Hearing voices may not always be a sign of pathology.
Take Daniel Smith‘s book Muses, Madmen, and Prophets: Hearing Voices and the Borders of Sanity, which has an origin that’s personal. Both his father and grandfather heard voices
Today there’s more support than ever for those who hear voices, much of it largely outside the mental health system. Smith has also written, for example, about the Hearing Voices Network (H.V.N.), which aims to help those who seek info and support regarding their voices.
H.V.N., which openly challenges the standard psychiatric relationship of expert physician and psychotic patient, might be said to take the consumer movement in mental health care to its logical endpoint. Although H.V.N. groups meet in a variety of settings — from psychiatric wards to churches to the organization’s headquarters — all must be run by, or there must be active plans for them to be run by, voice-hearers themselves. What’s more, H.V.N. groups must accept all interpretations of auditory hallucinations as equally valid. If an individual comes to a group claiming that he is hearing the voice of the queen of England, and he finds this belief useful, no attempt is made to divest him of it, but rather to figure out what it means to him.

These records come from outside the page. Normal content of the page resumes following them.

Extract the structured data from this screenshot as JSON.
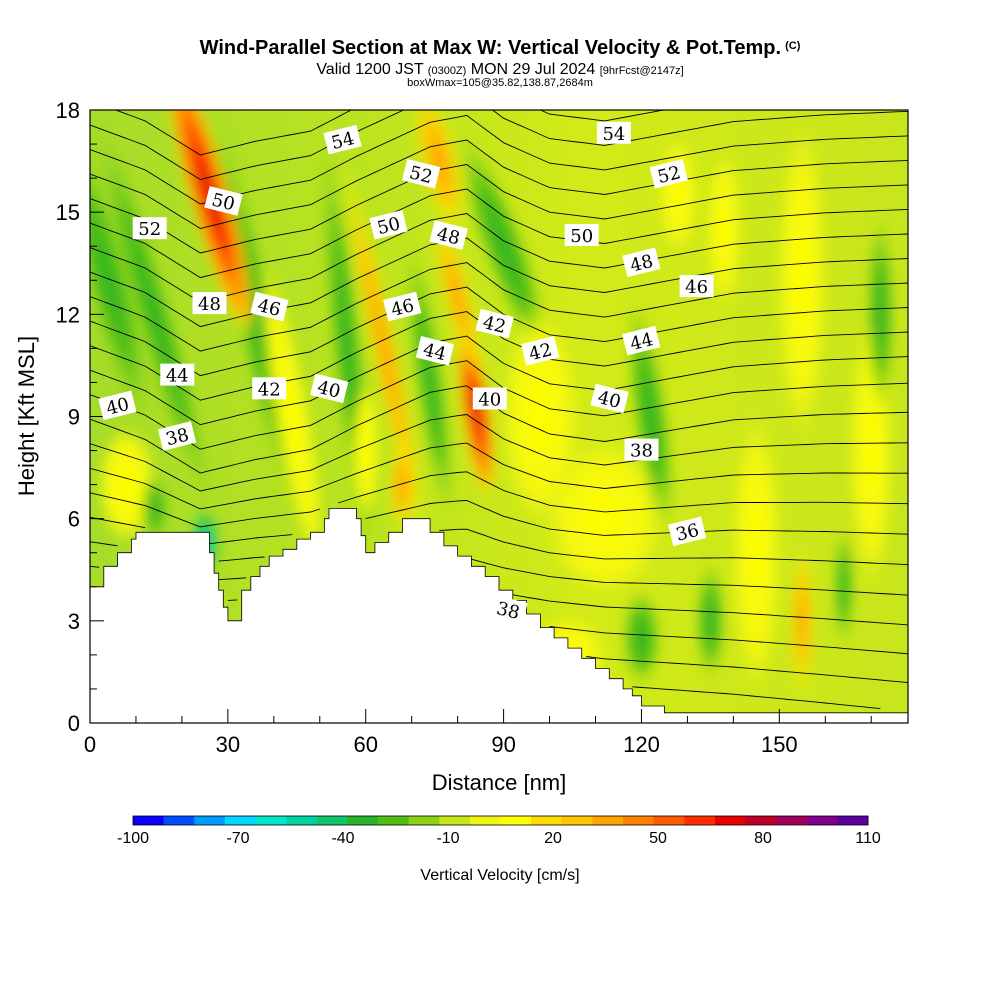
{
  "header": {
    "title": "Wind-Parallel Section at Max W: Vertical Velocity & Pot.Temp.",
    "copyright_tag": "(C)",
    "valid_prefix": "Valid 1200 JST",
    "valid_utc": "(0300Z)",
    "valid_date": "MON 29 Jul 2024",
    "forecast_tag": "[9hrFcst@2147z]",
    "box_info": "boxWmax=105@35.82,138.87,2684m"
  },
  "colorbar": {
    "title": "Vertical Velocity [cm/s]",
    "tick_labels": [
      "-100",
      "-70",
      "-40",
      "-10",
      "20",
      "50",
      "80",
      "110"
    ],
    "colors": [
      "#0a00ff",
      "#0050ff",
      "#009bff",
      "#00d7ff",
      "#00e6c8",
      "#00d2a0",
      "#14c36e",
      "#28b428",
      "#50be14",
      "#8cd214",
      "#c3e614",
      "#f0f514",
      "#ffff00",
      "#ffdc00",
      "#ffc300",
      "#ffa500",
      "#ff8200",
      "#ff5a00",
      "#ff2d00",
      "#e60000",
      "#be0028",
      "#a0005a",
      "#80008c",
      "#5a00a0"
    ]
  },
  "chart_data": {
    "type": "heatmap",
    "title": "Wind-Parallel Section at Max W: Vertical Velocity & Pot.Temp.",
    "xlabel": "Distance [nm]",
    "ylabel": "Height [Kft MSL]",
    "xlim": [
      0,
      178
    ],
    "ylim": [
      0,
      18
    ],
    "x_ticks": [
      0,
      30,
      60,
      90,
      120,
      150
    ],
    "y_ticks": [
      0,
      3,
      6,
      9,
      12,
      15,
      18
    ],
    "colorbar_range": [
      -100,
      110
    ],
    "field": "Vertical Velocity [cm/s]",
    "contour_field": "Pot.Temp.",
    "terrain_profile": {
      "distance_nm": [
        0,
        3,
        6,
        9,
        10,
        24,
        26,
        27,
        28,
        29,
        30,
        32,
        33,
        35,
        37,
        39,
        42,
        45,
        48,
        51,
        52,
        55,
        58,
        59,
        60,
        62,
        65,
        68,
        71,
        74,
        77,
        80,
        83,
        86,
        89,
        92,
        95,
        98,
        101,
        104,
        107,
        110,
        113,
        116,
        118,
        120,
        125,
        128,
        178
      ],
      "height_kft": [
        4.0,
        4.6,
        5.0,
        5.4,
        5.6,
        5.6,
        5.0,
        4.4,
        3.9,
        3.4,
        3.0,
        3.0,
        3.9,
        4.3,
        4.6,
        4.9,
        5.1,
        5.4,
        5.6,
        6.0,
        6.3,
        6.3,
        6.0,
        5.5,
        5.0,
        5.3,
        5.6,
        6.0,
        6.0,
        5.6,
        5.2,
        4.9,
        4.6,
        4.3,
        3.9,
        3.6,
        3.2,
        2.8,
        2.5,
        2.2,
        1.9,
        1.6,
        1.3,
        1.0,
        0.8,
        0.5,
        0.3,
        0.3,
        0.3
      ]
    },
    "updraft_cores": [
      {
        "distance_nm": 26,
        "height_kft": 15.5,
        "w_cm_s": 80
      },
      {
        "distance_nm": 84,
        "height_kft": 9.0,
        "w_cm_s": 90
      },
      {
        "distance_nm": 76,
        "height_kft": 16.5,
        "w_cm_s": 45
      },
      {
        "distance_nm": 155,
        "height_kft": 3.0,
        "w_cm_s": 40
      }
    ],
    "downdraft_cores": [
      {
        "distance_nm": 24,
        "height_kft": 5.5,
        "w_cm_s": -70
      },
      {
        "distance_nm": 56,
        "height_kft": 11,
        "w_cm_s": -30
      },
      {
        "distance_nm": 90,
        "height_kft": 14,
        "w_cm_s": -30
      }
    ],
    "theta_labels": [
      {
        "text": "54",
        "distance_nm": 55,
        "height_kft": 17.1
      },
      {
        "text": "54",
        "distance_nm": 114,
        "height_kft": 17.3
      },
      {
        "text": "52",
        "distance_nm": 72,
        "height_kft": 16.1
      },
      {
        "text": "52",
        "distance_nm": 126,
        "height_kft": 16.1
      },
      {
        "text": "52",
        "distance_nm": 13,
        "height_kft": 14.5
      },
      {
        "text": "50",
        "distance_nm": 29,
        "height_kft": 15.3
      },
      {
        "text": "50",
        "distance_nm": 65,
        "height_kft": 14.6
      },
      {
        "text": "50",
        "distance_nm": 107,
        "height_kft": 14.3
      },
      {
        "text": "48",
        "distance_nm": 78,
        "height_kft": 14.3
      },
      {
        "text": "48",
        "distance_nm": 120,
        "height_kft": 13.5
      },
      {
        "text": "48",
        "distance_nm": 26,
        "height_kft": 12.3
      },
      {
        "text": "46",
        "distance_nm": 39,
        "height_kft": 12.2
      },
      {
        "text": "46",
        "distance_nm": 68,
        "height_kft": 12.2
      },
      {
        "text": "46",
        "distance_nm": 132,
        "height_kft": 12.8
      },
      {
        "text": "44",
        "distance_nm": 75,
        "height_kft": 10.9
      },
      {
        "text": "44",
        "distance_nm": 120,
        "height_kft": 11.2
      },
      {
        "text": "44",
        "distance_nm": 19,
        "height_kft": 10.2
      },
      {
        "text": "42",
        "distance_nm": 88,
        "height_kft": 11.7
      },
      {
        "text": "42",
        "distance_nm": 98,
        "height_kft": 10.9
      },
      {
        "text": "42",
        "distance_nm": 39,
        "height_kft": 9.8
      },
      {
        "text": "40",
        "distance_nm": 52,
        "height_kft": 9.8
      },
      {
        "text": "40",
        "distance_nm": 6,
        "height_kft": 9.3
      },
      {
        "text": "40",
        "distance_nm": 87,
        "height_kft": 9.5
      },
      {
        "text": "40",
        "distance_nm": 113,
        "height_kft": 9.5
      },
      {
        "text": "38",
        "distance_nm": 19,
        "height_kft": 8.4
      },
      {
        "text": "38",
        "distance_nm": 120,
        "height_kft": 8.0
      },
      {
        "text": "38",
        "distance_nm": 91,
        "height_kft": 3.3
      },
      {
        "text": "36",
        "distance_nm": 130,
        "height_kft": 5.6
      }
    ]
  }
}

Gail A. Hornstein, a psychology professor at Mount Holyoke College in Massachusetts, started one of the first U.S. branches. She’s the author of Agnes’s Jacket: A Psychologist’s Search for the Meanings of Madness (2009). Agnes (Richter) was a voice hearer and mental patient in 1890’s Germany who refused to be silenced: she managed to sew her story into a jacket she created out of the uniform she was made to wear. At the time, however, her text was deemed indecipherable.
H.V.N. believes that not all voice-hearers are always suffering from a mental illness. The organization takes two basic positions not in line with the thoughts of many mental health experts (New York Times Magazine): “The first is that many more people hear voices, and hear many more kinds of voices, than is usually assumed. The second is that auditory hallucination — or ‘voice-hearing,’ H.V.N.’s more neutral preference — should be thought of not as a pathological phenomenon in need of eradication but as a meaningful, interpretable experience, intimately linked to a hearer’s life story and, more commonly than not, to unresolved personal traumas.”

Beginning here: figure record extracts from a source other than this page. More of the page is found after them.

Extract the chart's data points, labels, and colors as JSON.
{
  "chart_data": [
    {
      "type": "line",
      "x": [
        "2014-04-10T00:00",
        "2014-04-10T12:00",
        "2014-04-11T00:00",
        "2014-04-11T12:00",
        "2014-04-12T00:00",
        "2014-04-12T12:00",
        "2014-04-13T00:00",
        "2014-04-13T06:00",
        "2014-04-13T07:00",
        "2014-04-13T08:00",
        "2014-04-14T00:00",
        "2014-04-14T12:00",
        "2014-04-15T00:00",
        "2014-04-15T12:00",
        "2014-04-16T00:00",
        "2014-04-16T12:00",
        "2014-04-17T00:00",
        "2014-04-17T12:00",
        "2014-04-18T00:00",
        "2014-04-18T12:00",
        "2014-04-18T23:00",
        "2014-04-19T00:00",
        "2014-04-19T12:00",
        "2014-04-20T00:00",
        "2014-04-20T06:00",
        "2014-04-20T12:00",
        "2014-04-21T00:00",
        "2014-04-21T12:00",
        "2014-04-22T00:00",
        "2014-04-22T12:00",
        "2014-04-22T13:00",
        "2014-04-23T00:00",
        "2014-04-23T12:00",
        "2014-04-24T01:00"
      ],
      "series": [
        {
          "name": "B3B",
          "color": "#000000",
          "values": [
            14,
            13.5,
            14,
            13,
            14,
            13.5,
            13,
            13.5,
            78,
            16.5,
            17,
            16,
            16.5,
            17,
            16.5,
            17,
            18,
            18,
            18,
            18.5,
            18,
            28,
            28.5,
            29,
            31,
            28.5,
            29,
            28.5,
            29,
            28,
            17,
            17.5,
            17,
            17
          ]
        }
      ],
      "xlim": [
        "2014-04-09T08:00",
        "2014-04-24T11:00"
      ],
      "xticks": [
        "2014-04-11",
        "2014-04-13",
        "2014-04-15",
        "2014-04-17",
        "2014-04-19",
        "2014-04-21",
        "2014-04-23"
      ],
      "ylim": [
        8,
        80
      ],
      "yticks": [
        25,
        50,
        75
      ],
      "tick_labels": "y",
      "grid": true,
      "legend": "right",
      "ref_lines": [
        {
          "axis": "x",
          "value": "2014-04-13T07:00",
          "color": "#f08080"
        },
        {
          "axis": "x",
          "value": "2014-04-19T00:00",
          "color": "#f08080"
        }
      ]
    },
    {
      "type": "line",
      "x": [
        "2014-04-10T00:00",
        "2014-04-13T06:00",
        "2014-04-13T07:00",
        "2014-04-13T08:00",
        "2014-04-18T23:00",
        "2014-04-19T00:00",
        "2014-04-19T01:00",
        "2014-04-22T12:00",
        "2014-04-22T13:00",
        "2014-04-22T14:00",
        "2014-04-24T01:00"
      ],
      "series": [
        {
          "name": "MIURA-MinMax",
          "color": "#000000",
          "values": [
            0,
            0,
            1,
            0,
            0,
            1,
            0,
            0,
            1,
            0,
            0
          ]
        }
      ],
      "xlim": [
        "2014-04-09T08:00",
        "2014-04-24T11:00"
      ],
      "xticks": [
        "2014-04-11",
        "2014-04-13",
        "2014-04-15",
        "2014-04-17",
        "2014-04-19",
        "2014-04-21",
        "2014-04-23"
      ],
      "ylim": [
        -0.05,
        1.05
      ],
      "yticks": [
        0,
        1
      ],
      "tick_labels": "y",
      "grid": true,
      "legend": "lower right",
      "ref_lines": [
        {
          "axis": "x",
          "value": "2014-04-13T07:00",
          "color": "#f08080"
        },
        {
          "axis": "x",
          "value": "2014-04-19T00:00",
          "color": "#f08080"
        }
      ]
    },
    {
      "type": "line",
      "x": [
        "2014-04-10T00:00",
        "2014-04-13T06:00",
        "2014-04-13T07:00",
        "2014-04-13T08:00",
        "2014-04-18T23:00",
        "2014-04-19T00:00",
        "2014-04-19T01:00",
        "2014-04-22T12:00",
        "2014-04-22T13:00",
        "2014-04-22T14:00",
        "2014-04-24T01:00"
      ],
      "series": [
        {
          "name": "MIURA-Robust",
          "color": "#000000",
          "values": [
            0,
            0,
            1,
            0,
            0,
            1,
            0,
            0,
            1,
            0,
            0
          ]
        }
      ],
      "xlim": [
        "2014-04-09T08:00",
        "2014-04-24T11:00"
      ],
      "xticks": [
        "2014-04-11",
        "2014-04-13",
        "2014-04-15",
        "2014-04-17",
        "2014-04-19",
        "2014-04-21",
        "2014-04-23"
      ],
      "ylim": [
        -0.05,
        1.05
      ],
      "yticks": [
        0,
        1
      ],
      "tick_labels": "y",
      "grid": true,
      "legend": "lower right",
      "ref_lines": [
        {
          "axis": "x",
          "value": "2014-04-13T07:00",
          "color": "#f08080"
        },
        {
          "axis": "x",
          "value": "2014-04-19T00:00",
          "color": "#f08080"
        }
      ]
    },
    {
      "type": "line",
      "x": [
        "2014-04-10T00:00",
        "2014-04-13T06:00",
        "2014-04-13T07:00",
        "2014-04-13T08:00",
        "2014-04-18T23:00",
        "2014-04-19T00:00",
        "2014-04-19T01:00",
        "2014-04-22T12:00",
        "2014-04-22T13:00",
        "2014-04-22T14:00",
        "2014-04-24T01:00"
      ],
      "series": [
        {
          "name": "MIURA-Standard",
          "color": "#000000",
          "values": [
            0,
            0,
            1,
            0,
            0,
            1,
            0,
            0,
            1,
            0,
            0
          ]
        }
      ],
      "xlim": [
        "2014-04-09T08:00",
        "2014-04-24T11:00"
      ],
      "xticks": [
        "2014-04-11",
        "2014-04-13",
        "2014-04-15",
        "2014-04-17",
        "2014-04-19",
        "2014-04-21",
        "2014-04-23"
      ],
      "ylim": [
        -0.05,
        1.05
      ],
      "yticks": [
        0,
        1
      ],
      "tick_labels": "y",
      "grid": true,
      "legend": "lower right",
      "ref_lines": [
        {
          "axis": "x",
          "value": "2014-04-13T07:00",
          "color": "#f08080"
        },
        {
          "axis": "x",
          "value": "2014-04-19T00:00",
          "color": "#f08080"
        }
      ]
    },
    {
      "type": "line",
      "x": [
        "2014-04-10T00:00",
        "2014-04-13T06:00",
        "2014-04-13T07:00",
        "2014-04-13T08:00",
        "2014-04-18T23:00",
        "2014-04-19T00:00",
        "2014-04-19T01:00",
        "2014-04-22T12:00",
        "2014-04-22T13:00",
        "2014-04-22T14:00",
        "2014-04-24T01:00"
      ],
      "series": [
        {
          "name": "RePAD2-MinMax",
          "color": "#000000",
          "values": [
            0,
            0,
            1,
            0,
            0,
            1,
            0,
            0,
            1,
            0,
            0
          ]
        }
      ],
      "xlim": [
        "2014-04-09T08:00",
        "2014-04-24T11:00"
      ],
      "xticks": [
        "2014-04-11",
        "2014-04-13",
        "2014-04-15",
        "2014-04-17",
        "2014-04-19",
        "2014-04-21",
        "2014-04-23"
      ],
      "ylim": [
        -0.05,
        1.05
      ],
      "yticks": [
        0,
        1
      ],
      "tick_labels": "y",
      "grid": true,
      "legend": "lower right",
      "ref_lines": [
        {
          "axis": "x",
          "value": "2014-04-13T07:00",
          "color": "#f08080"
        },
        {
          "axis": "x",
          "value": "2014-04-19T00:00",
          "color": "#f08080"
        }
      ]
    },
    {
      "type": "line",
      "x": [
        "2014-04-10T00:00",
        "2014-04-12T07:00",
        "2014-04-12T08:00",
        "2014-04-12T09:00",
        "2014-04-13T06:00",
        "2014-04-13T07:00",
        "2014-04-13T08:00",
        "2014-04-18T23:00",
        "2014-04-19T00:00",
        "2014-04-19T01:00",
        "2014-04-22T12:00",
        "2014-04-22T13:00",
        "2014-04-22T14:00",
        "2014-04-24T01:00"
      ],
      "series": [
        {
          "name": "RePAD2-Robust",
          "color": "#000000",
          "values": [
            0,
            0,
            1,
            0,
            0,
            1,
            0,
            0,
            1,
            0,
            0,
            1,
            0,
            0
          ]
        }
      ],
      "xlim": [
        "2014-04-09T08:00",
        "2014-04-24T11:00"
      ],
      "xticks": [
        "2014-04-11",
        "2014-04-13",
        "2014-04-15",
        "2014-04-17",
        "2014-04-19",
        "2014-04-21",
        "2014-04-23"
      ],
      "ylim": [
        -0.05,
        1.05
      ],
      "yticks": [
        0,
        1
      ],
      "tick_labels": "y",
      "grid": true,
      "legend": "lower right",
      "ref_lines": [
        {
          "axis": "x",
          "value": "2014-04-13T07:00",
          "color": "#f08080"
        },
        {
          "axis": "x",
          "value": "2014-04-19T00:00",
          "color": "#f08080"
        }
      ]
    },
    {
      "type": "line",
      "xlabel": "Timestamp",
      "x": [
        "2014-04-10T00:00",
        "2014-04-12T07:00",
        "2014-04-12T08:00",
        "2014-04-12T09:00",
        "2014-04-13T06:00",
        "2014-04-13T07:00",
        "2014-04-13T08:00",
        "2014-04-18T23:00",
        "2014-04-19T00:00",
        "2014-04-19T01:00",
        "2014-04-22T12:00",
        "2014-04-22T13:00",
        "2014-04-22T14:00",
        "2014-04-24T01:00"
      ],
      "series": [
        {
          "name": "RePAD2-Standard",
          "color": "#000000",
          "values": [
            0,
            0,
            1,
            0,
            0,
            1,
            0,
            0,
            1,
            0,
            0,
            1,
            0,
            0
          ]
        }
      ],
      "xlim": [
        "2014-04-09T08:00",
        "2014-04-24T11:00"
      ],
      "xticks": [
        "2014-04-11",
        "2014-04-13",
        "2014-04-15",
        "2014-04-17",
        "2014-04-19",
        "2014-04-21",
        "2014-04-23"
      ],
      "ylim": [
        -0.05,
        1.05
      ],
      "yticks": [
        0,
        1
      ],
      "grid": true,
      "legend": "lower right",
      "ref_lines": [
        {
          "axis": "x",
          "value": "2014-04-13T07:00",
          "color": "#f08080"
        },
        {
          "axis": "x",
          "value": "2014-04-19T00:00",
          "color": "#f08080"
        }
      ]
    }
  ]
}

Click on this link for more info about the various types of voices it’s possible to hear. Sometimes, by the way, a “voice” is not so much even a voice, but something less clear than that.
Not everyone is bothered by hearing his or her voices. Part of the philosophy of H.V.N. is that if the voices are distressing, however, one can work on learning how to live and cope with them. In fact, the 2009 book Living With Voices: 50 Stories of Recovery, by Marius Romme, offers true accounts of those who’ve come to do just that.